A public shooting range used widely by Bay Area law enforcement agencies is set to be refurbished next year after the San Mateo County Sheriff’s Office received a multi-million dollar donation from two private sources.
Since 1963, the Coyote Point Rifle and Pistol Club has been open to the public and provided a space for law enforcement personnel to practice using their weapons.
“All Bay Area law enforcement agencies can choose to use it. I think we have over 40 agencies — city, county, state and federal agencies,” said San Mateo County Sheriff’s Capt. Mark Duri.
Until 1997, San Mateo County Parks operated the facility before turning it over to the Sheriff’s Office. It’s located next to the Poplar Creek Golf Course, the CuriOdyssey children’s museum and the Coyote Point Recreation Area in San Mateo. The 9-acre site features both an indoor and outdoor shooting range.
Before the facility opened its indoor range in 2017, Duri said, gun enthusiasts would shoot straight into the hill. To make the site more environmentally friendly, steel containment traps were built behind the targets in both the indoor and outdoor range to collect any fragments left from the rounds.
“So, now it is a totally green facility, and we recycle all the lead and brass used,” Duri said.
The outdoor site needs refurbishing.
“Our goal is to make it a better training facility for all the officers to come to,” Duri said. “This is for generations of law enforcement to come.”
Funding for the project came largely from two private donors. The Thomas and Stacey Siebel Foundation, a philanthropic organization, donated $4.5 million toward the work. According to the foundation’s website, the nonprofit’s mission is to support projects that work to support the homeless and underprivileged, educational and research programs, public health and energy solutions.

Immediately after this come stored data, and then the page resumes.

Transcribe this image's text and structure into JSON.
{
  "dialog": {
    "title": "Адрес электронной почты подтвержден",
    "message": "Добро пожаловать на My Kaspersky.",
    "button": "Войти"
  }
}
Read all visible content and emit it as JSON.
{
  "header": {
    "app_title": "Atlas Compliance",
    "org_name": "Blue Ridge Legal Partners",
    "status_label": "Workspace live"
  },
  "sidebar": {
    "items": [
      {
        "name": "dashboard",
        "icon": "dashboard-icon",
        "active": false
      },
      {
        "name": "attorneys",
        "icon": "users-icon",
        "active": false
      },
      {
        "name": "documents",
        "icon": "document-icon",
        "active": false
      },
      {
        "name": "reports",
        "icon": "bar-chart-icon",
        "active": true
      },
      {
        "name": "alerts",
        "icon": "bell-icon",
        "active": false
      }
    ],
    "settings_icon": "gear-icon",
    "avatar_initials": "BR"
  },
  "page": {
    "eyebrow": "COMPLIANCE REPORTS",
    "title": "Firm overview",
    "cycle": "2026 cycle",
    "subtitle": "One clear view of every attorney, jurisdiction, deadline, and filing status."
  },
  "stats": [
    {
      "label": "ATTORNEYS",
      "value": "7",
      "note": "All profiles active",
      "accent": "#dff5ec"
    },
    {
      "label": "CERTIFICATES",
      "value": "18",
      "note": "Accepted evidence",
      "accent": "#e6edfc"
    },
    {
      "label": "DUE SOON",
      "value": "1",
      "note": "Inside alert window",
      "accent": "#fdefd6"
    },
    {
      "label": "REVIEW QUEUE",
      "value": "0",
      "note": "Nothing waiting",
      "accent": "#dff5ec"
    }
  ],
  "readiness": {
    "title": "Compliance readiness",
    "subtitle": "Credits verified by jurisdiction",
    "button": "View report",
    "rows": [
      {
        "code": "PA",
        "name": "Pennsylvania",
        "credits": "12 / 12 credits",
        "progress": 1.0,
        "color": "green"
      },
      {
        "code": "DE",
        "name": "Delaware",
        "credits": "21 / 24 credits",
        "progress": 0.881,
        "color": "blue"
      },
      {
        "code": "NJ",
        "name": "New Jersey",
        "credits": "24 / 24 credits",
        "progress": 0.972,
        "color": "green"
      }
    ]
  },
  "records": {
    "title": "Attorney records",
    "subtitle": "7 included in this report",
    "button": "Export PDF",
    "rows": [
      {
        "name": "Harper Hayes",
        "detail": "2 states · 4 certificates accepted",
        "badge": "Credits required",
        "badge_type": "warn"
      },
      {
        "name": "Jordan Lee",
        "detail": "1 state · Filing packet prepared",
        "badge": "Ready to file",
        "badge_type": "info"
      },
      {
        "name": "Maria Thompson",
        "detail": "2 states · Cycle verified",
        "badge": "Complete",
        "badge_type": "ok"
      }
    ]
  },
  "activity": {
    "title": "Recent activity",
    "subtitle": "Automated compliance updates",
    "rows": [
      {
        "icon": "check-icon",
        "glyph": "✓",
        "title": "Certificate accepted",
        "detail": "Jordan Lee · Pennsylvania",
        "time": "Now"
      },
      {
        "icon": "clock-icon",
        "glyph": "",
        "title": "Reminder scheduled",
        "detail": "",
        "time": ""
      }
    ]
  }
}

The other donor was John Arrillaga, who gave $3 million toward the project. Arrillaga is a Silicon Valley real estate developer.
Duri, who is also the facility’s rangemaster, said he was not sure if it’s common for the Sheriff’s Office to receive large donations from private interests, but the department is “very fortunate.”
“I think both foundations want to give back to the community,” he said.
The remaining costs were contingent on the county contributing $3.5 million toward the outdoor range improvements, according to a staff report from 2018.
Duri said it is important for all law enforcement officers to practice using their weapons and fulfill the state requirement that training occur a minimum of two times a year.
“A lot of what we do is a perishable skill,” he said.
With the upgrades to the facility, the Sheriff’s Office will be adding a training ammunition combat house, which can be used to stimulate urban environments such as a mall, jail cell or other space.
“As training evolves, we always try and stay on the cutting edge,” Duri said.
The project is expected to be finished in 2020.